Every organism needs nitrogen to survive and grow and many organisms do not have the ability to obtain nitrogen from molecular nitrogen (N2), the major component in the atmosphere because they lack the nitrogen fixation pathway and have to rely on supply of nitrogen that has been fixed by others.
The availability of fixed nitrogen, in the form of ammonium, nitrite and nitrate, consequently often limits primary production in the environment. That's one of the reasons why many fertilizers are rich in fixed nitrogen.
There are microbial processes that convert fixed nitrogen back to N2 (production of energy instead of growth). Scientists call this process loss of fixed nitrogen, because it removes the important fixed nitrogen from the environment, and thereby limits primary productivity (i.e. production of biomass). These nitrogen-loss processes, which are carried out by different types of microbes, include the reduction of nitrogen compounds like nitrate and nitrite, the oxidation of ammonium, and a process that combines nitrite and ammonium to form N2, the anaerobic ammonium oxidation (anammox).

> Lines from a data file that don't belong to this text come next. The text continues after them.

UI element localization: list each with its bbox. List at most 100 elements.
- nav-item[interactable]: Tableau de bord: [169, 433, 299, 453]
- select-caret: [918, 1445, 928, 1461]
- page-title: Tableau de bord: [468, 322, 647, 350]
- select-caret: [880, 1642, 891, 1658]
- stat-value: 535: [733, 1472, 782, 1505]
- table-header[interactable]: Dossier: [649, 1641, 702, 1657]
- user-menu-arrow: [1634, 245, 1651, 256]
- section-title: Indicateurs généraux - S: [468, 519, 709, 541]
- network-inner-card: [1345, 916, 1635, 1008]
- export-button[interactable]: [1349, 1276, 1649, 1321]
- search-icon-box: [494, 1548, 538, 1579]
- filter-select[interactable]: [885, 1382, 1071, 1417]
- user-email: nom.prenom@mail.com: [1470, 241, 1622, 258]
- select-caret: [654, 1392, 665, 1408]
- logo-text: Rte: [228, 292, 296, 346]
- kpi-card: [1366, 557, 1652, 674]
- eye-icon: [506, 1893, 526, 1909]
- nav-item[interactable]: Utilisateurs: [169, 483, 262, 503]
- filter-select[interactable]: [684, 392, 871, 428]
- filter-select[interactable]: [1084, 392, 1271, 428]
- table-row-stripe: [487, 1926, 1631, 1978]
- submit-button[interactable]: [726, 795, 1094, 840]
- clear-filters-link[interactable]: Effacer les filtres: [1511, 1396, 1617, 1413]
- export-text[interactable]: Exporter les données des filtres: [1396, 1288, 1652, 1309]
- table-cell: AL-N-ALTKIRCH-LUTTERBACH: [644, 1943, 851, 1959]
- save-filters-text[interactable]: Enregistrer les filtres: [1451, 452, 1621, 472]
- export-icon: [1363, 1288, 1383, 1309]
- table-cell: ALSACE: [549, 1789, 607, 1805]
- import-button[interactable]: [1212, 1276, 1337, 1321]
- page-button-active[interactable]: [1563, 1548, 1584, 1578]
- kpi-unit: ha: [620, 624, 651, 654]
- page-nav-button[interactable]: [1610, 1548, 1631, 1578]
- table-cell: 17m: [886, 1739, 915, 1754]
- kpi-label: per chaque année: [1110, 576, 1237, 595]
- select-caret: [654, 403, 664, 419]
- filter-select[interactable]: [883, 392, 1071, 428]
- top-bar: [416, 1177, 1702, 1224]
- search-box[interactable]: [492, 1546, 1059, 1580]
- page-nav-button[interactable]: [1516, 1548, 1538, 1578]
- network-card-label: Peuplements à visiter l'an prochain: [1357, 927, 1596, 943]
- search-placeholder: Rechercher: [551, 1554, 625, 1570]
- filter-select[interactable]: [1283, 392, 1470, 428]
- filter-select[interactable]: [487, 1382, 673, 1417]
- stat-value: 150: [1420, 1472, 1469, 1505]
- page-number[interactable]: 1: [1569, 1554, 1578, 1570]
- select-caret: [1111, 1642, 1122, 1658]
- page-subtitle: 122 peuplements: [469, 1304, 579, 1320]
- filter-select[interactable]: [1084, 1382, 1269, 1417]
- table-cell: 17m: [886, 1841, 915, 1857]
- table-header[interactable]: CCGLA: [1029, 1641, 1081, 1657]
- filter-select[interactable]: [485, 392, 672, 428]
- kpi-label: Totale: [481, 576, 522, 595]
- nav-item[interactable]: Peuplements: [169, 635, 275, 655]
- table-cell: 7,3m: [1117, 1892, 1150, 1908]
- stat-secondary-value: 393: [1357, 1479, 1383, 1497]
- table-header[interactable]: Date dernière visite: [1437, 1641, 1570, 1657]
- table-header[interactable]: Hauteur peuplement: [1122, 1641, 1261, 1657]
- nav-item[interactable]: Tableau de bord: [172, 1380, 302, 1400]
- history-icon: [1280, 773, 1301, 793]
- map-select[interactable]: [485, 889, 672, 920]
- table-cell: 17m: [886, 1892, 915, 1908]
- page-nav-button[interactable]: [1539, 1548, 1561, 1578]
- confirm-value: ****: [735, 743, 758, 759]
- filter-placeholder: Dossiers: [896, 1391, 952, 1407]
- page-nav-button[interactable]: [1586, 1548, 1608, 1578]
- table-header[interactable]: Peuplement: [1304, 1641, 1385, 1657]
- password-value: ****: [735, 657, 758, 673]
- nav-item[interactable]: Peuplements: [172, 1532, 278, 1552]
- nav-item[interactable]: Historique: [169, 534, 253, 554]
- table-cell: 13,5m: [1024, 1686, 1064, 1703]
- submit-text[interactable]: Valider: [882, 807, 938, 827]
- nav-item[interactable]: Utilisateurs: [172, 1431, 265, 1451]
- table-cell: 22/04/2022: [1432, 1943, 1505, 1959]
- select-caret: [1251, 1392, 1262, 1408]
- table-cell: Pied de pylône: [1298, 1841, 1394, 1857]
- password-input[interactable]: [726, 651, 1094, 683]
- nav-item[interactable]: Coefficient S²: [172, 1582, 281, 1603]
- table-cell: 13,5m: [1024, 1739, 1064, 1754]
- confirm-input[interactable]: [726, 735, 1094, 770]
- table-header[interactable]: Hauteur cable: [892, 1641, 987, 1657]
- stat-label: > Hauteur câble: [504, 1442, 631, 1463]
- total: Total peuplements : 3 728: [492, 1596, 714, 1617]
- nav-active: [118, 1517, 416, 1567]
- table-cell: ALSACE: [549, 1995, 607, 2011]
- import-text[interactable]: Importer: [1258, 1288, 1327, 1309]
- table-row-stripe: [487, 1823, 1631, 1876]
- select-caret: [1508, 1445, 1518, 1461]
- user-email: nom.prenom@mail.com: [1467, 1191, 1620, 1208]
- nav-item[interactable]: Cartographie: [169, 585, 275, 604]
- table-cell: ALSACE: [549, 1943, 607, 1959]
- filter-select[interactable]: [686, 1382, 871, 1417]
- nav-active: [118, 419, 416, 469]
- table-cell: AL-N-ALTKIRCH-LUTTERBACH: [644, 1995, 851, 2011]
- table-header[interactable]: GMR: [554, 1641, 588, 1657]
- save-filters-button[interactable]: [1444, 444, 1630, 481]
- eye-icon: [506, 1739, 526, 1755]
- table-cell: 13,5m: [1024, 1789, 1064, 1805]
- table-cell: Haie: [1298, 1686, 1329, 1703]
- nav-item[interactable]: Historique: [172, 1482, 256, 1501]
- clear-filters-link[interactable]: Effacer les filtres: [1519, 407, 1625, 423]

In the water column of the ocean, these nitrogen-loss processes are most prominent in water bodies, known as oxygen minimum zones (OMZs), where dissolved oxygen (O2) is rapidly consumed almost to completion. There is major concern that such OMZs will expand in the future due to climate change, which could have a massive impact on the amount of nitrogen lost from the marine realm, affecting the primary productivity in the ocean.
For these reasons, it is important to know which microbial process is responsible for what part of the observed nitrogen-loss, and where this process happens within OMZs.
Co-author Ben Brunner of the Max Planck Institute for Marine Microbiology explains, "We can answer this question with the help of stable nitrogen isotopes, by looking at the ratio between the stable isotopes 15N and 14N in the different pools of fixed N and in the produced N2, because different microbial processes leave different N isotope fingerprints; some prefer the light isotope 14N over the heavier isotope 15N, and others do the opposite." Sergio Contreras, a (paleo) biogeochemist interested in the past and future of the Nitrogen cycling, continues: "However, the prerequisite to decipher the N isotope signatures in the environment is to know the isotope fingerprint of the individual nitrogen-loss processes".
Moritz Lehmann, isotope biogeochemist from the University of Basel, adds, "This is where so far, there was a gaping hole in our knowledge. The isotope effects of one major N-loss process, namely anammox, were unknown, and previous N-isotope based assessments of fixed N loss rates in the global ocean may have been severely biased."
Boran Kartal, microbiologist at Radboud University Nijmegen, explains, "We used the highly enriched cultures that are available in our laboratory to determine the nitrogen isotope effects of anammox bacteria. Our findings show that the isotope effects induced by anammox can explain isotope signatures observed in the OMZs, which are very important primary production sites in the oceans."
Marcel Kuypers, director at the Max Planck Institute, summarizes: "This missing piece of information is of utmost importance to solve the nitrogen isotope puzzle, not only because anammox is an important process in OMZs, but also because anammox simultaneously affects the nitrogen isotope composition of all nitrogen pools of interest: it converts ammonium and nitrite to N2 and nitrate."
Through their joint effort the scientists were able to decipher the intricate isotope fingerprint of anammox. Their results, published in the Proceeding of the National Academy of Sciences of the United States of America, reconcile so far mysterious N isotope patterns from OMZ, and provide the missing piece to solve the nitrogen isotope puzzle for fixed N-loss from the environment.